O Senado dos EUA deve analisar nesta quinta-feira uma resolução que pode restringir novas ações militares do governo americano contra a Venezuela, exigindo autorização prévia do Congresso. A iniciativa surge poucos dias após forças dos EUA capturarem o presidente venezuelano, Nicolás Maduro.
Defensores da proposta afirmam que a votação tende a ser apertada, em um cenário de divisão dentro do próprio Partido Republicano.
Congresso dos EUA discute limites à ação militar
A resolução é mais um capítulo de uma série de iniciativas legislativas apresentadas desde que o governo do presidente Donald Trump intensificou a pressão militar sobre a Venezuela.
Até agora, os republicanos conseguiram bloquear todas as tentativas de limitar formalmente a atuação do Executivo. No entanto, a margem tem diminuído. Na votação mais recente, realizada em novembro, o placar foi de 49 votos a 51, após dois senadores republicanos se unirem aos democratas em apoio à resolução.
Acusações de quebra de confiança após captura de Maduro
Durante o debate anterior, integrantes do governo afirmaram aos parlamentares que não havia planos de mudança de regime nem de ataques diretos ao território venezuelano. A captura de Maduro, porém, alterou o clima político em Washington.

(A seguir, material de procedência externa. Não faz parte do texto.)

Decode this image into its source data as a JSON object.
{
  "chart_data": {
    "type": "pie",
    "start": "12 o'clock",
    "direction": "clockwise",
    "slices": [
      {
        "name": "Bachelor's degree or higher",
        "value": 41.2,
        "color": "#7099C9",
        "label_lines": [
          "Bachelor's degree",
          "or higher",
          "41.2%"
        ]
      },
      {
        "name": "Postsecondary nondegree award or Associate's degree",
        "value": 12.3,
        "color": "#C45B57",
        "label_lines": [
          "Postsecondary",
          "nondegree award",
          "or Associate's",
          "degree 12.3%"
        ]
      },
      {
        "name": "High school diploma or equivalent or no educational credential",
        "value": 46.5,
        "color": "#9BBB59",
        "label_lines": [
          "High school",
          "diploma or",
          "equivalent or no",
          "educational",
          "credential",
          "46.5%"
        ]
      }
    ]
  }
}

Após a operação militar, parlamentares democratas passaram a acusar o governo de ter enganado o Congresso.
Republicanos avaliam mudança de posição
O senador Rand Paul, republicano do Kentucky e um dos copatrocinadores da resolução, afirmou que o cenário pode ter mudado desde a última votação.
“Falei com pelo menos dois republicanos hoje que não votaram a favor dessa resolução anteriormente e que estão pensando a respeito”, disse o parlamentar em entrevista coletiva antes da sessão.
A declaração reforça a percepção de que o resultado pode depender de poucos votos, aumentando a incerteza em torno do desfecho.
Votação pode redefinir relação entre Congresso e Casa Branca
Caso aprovada, a resolução representaria um freio institucional relevante às ações militares do governo Trump contra a Venezuela. Fator exigiria maior participação do Congresso dos Estados Unidos nas decisões estratégicas.
O debate ocorre em um momento de elevada tensão geopolítica e pode ter impactos não apenas na política externa dos EUA, mas também no equilíbrio de poder entre o Legislativo e o Executivo em temas de segurança nacional.